Description
Description
For a linear model that looks like:
vector mu = X * b + x1 .* r1[i1] + x2 .* r2[i2] + x3 .* r3[i3] + x4 .* r4[i4] + ...
we can get a speed boost by doing all the random effects terms together and avoiding temporaries from the multi-indexes (r1[i1]
), the elementwise multiplications, and the additions.
With this model: https://github.com/bbbales2/computations_in_glms/blob/master/benchmark_model/mrp_varmat.stan
Replacing the code:
vector[N] mu_varmat = Intercept + Xc * b_varmat
+ r_age_varmat[J_age]
+ r_educ_varmat[J_educ]
+ r_educ_age_varmat[J_educ_age]
+ r_educ_eth_varmat[J_educ_eth]
+ r_eth_varmat[J_eth]
+ r_male_eth_varmat[J_male_eth]
+ r_state_varmat[J_state];
with:
vector[N] mu_varmat = Intercept + Xc * b_varmat +
ranef(J_age, r_age_varmat, J_educ, r_educ_varmat, J_educ_age, r_educ_age_varmat, J_educ_eth, r_educ_eth_varmat, J_eth, r_eth_varmat, J_male_eth, r_male_eth_varmat, J_state, r_state_varmat);
Makes the per-gradient varmat timings go from about 9ms on my computer to about 7ms when using the mrp_all.json
dataset in that repo.
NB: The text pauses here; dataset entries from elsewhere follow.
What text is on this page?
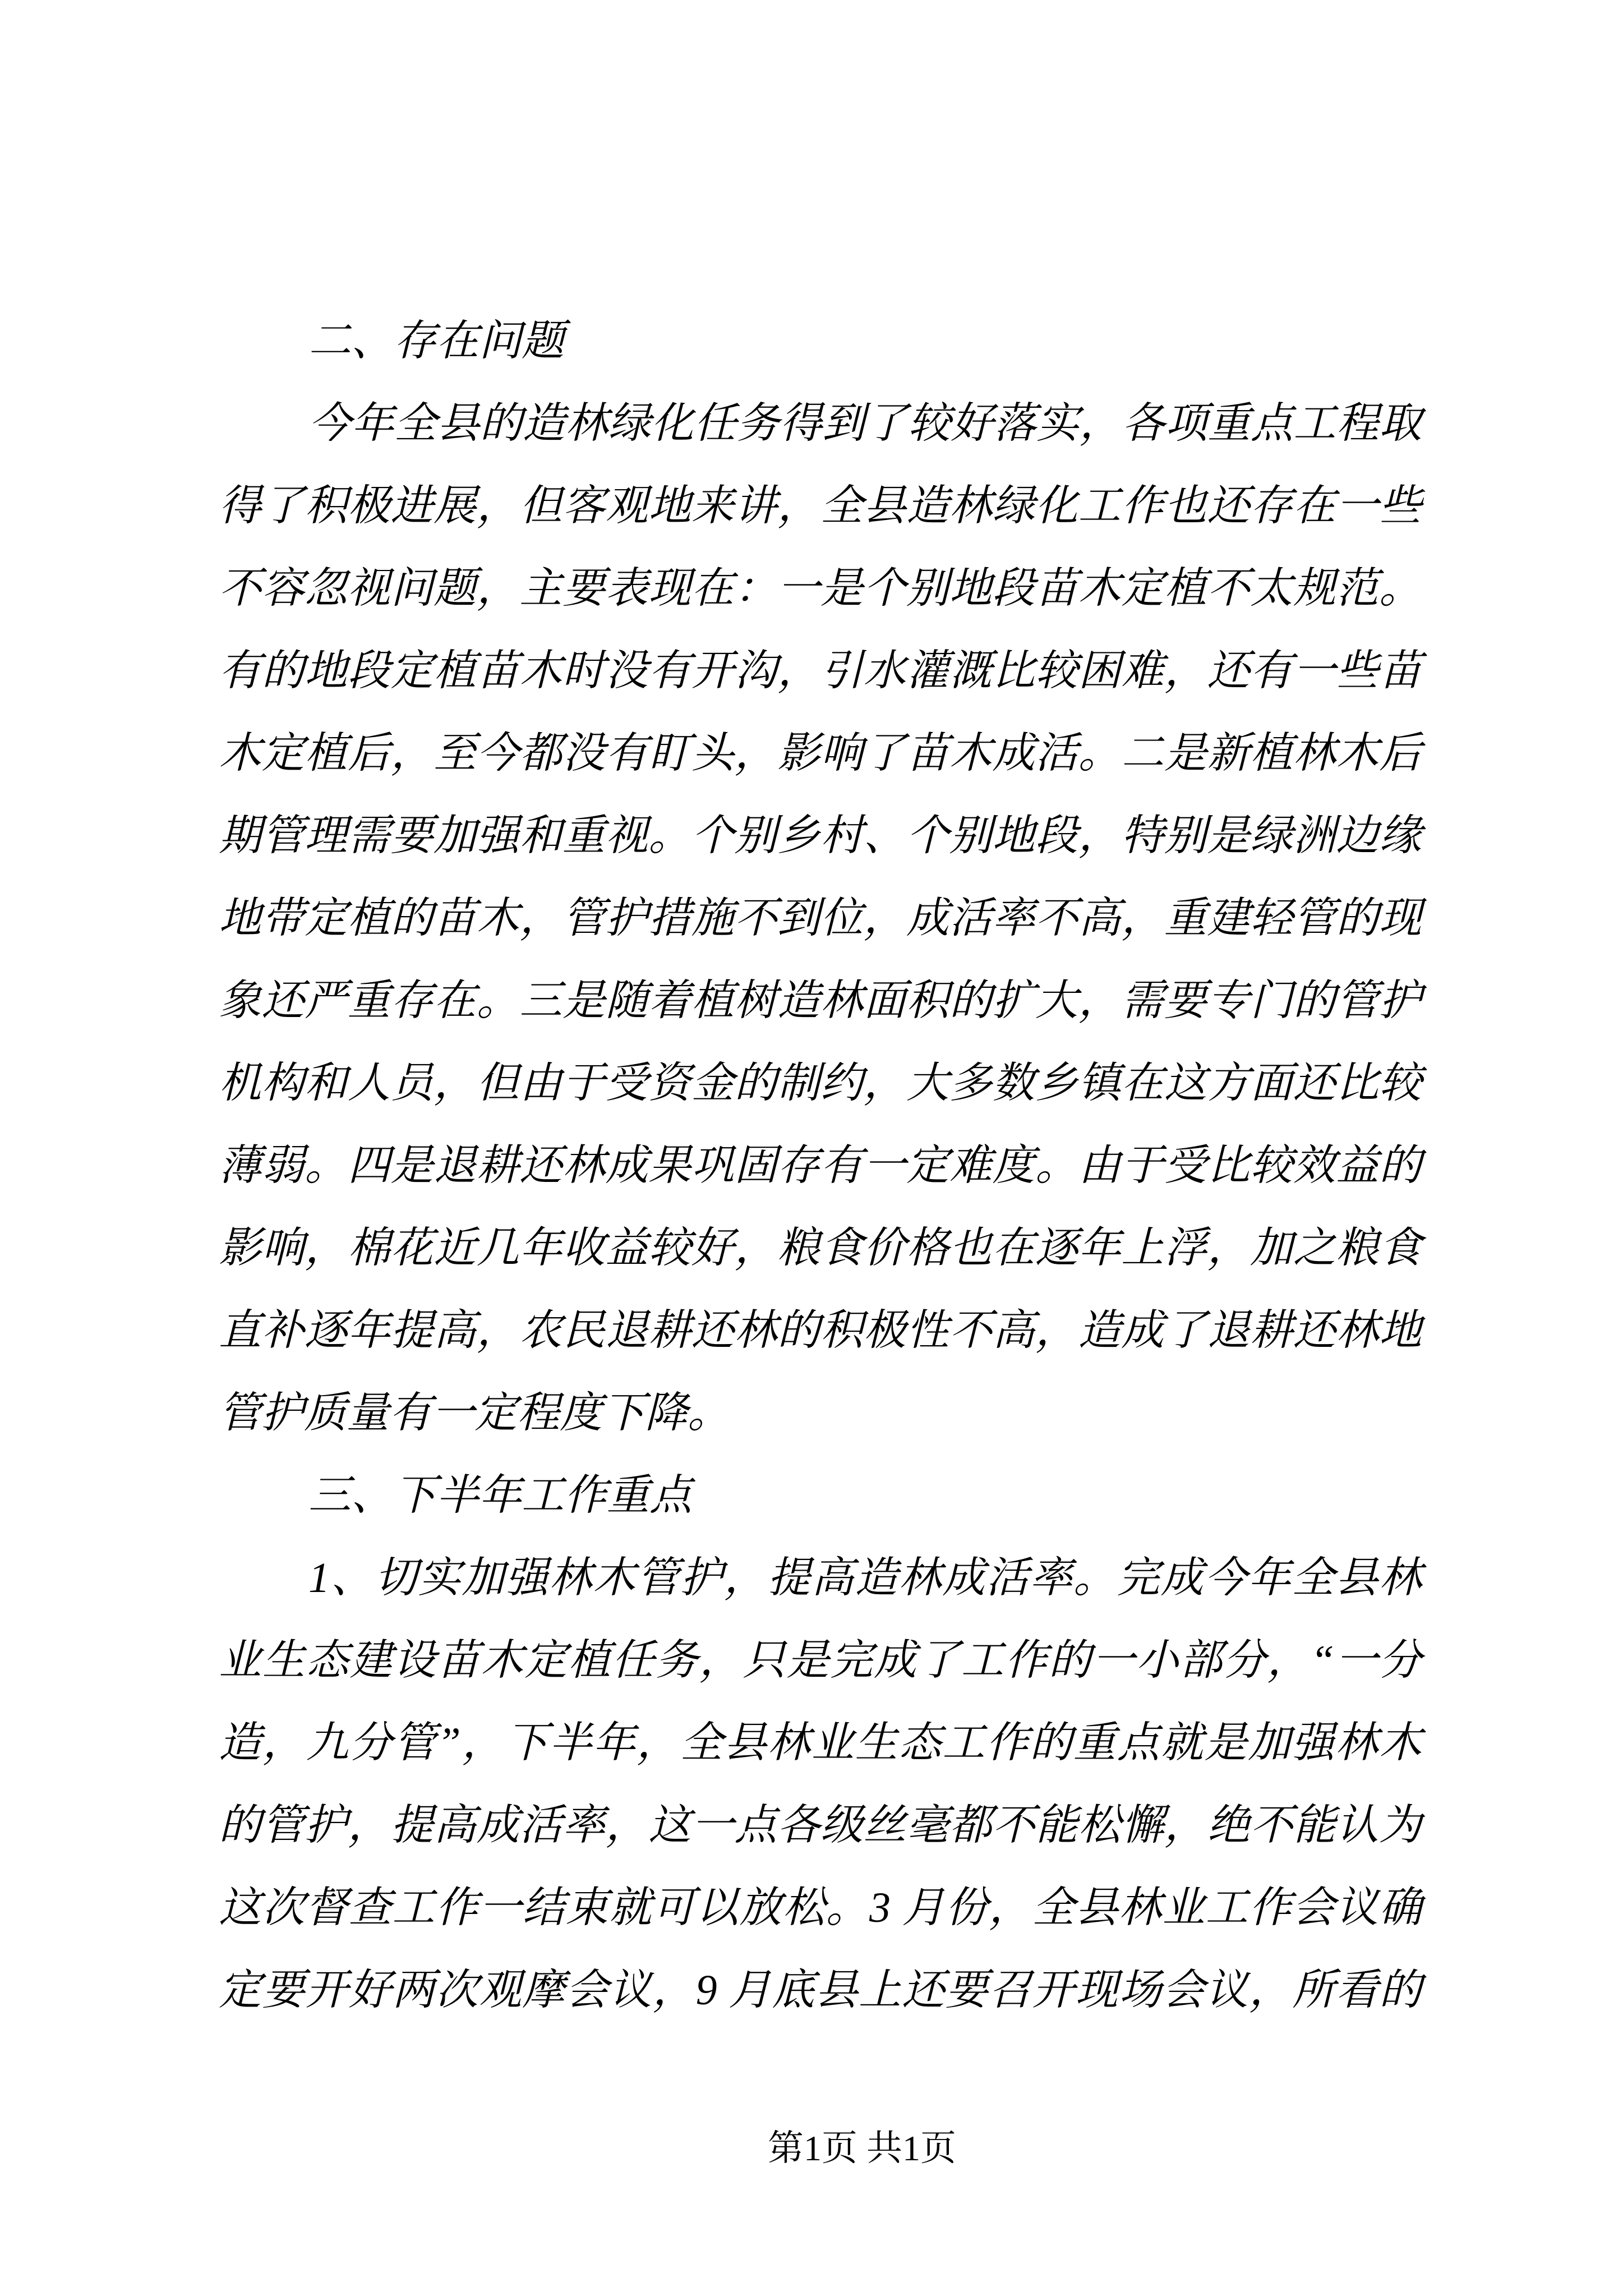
二、存在问题
今年全县的造林绿化任务得到了较好落实，各项重点工程取
得了积极进展，但客观地来讲，全县造林绿化工作也还存在一些
不容忽视问题，主要表现在：一是个别地段苗木定植不太规范。
有的地段定植苗木时没有开沟，引水灌溉比较困难，还有一些苗
木定植后，至今都没有盯头，影响了苗木成活。二是新植林木后
期管理需要加强和重视。个别乡村、个别地段，特别是绿洲边缘
地带定植的苗木，管护措施不到位，成活率不高，重建轻管的现
象还严重存在。三是随着植树造林面积的扩大，需要专门的管护
机构和人员，但由于受资金的制约，大多数乡镇在这方面还比较
薄弱。四是退耕还林成果巩固存有一定难度。由于受比较效益的
影响，棉花近几年收益较好，粮食价格也在逐年上浮，加之粮食
直补逐年提高，农民退耕还林的积极性不高，造成了退耕还林地
管护质量有一定程度下降。
三、下半年工作重点
1、切实加强林木管护，提高造林成活率。完成今年全县林
业生态建设苗木定植任务，只是完成了工作的一小部分，“一分
造，九分管”，下半年，全县林业生态工作的重点就是加强林木
的管护，提高成活率，这一点各级丝毫都不能松懈，绝不能认为
这次督查工作一结束就可以放松。3 月份，全县林业工作会议确
定要开好两次观摩会议，9 月底县上还要召开现场会议，所看的
第1页 共1页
There's a discussion over here of a fancier ranef
function.
The very rough c++ implementation of ranef
is:
template <typename T,
require_var_matrix_t<T>* = nullptr>
inline T ranef(const std::vector<int>& i1, const T& v1,
const std::vector<int>& i2, const T& v2,
const std::vector<int>& i3, const T& v3,
const std::vector<int>& i4, const T& v4,
const std::vector<int>& i5, const T& v5,
const std::vector<int>& i6, const T& v6,
const std::vector<int>& i7, const T& v7,
std::ostream*) {
check_matching_sizes("dot_product", "i1", i1, "i2", i2);
typename T::value_type res_val(i1.size());
arena_t<std::vector<int>> ai1(i1.size());
arena_t<std::vector<int>> ai2(i2.size());
arena_t<std::vector<int>> ai3(i3.size());
arena_t<std::vector<int>> ai4(i4.size());
arena_t<std::vector<int>> ai5(i5.size());
arena_t<std::vector<int>> ai6(i6.size());
arena_t<std::vector<int>> ai7(i7.size());
for(size_t n = 0; n < i1.size(); ++n) {
res_val.coeffRef(n) = v1.val().coeffRef(i1[n] - 1) +
v2.val().coeffRef(i2[n] - 1) +
v3.val().coeffRef(i3[n] - 1) +
v4.val().coeffRef(i4[n] - 1) +
v5.val().coeffRef(i5[n] - 1) +
v6.val().coeffRef(i6[n] - 1) +
v7.val().coeffRef(i7[n] - 1);
ai1[n] = i1[n];
ai2[n] = i2[n];
ai3[n] = i3[n];
ai4[n] = i4[n];
ai5[n] = i5[n];
ai6[n] = i6[n];
ai7[n] = i7[n];
}
T res = res_val;
reverse_pass_callback([v1, ai1,
v2, ai2,
v3, ai3,
v4, ai4,
v5, ai5,
v6, ai6,
v7, ai7, res]() mutable {
for(size_t n = 0; n < ai1.size(); ++n) {
double adj = res.adj().coeffRef(n);
v1.adj().coeffRef(ai1[n] - 1) += adj;
v2.adj().coeffRef(ai2[n] - 1) += adj;
v3.adj().coeffRef(ai3[n] - 1) += adj;
v4.adj().coeffRef(ai4[n] - 1) += adj;
v5.adj().coeffRef(ai5[n] - 1) += adj;
v6.adj().coeffRef(ai6[n] - 1) += adj;
v7.adj().coeffRef(ai7[n] - 1) += adj;
}
});
return res;
}
@t4c1 should we implement a ranef
function like this? Or can we achieve the same thing transparently with expressions? Is the answer will be different for mat<var>
and var<mat>
?
Current Version:
v3.4.0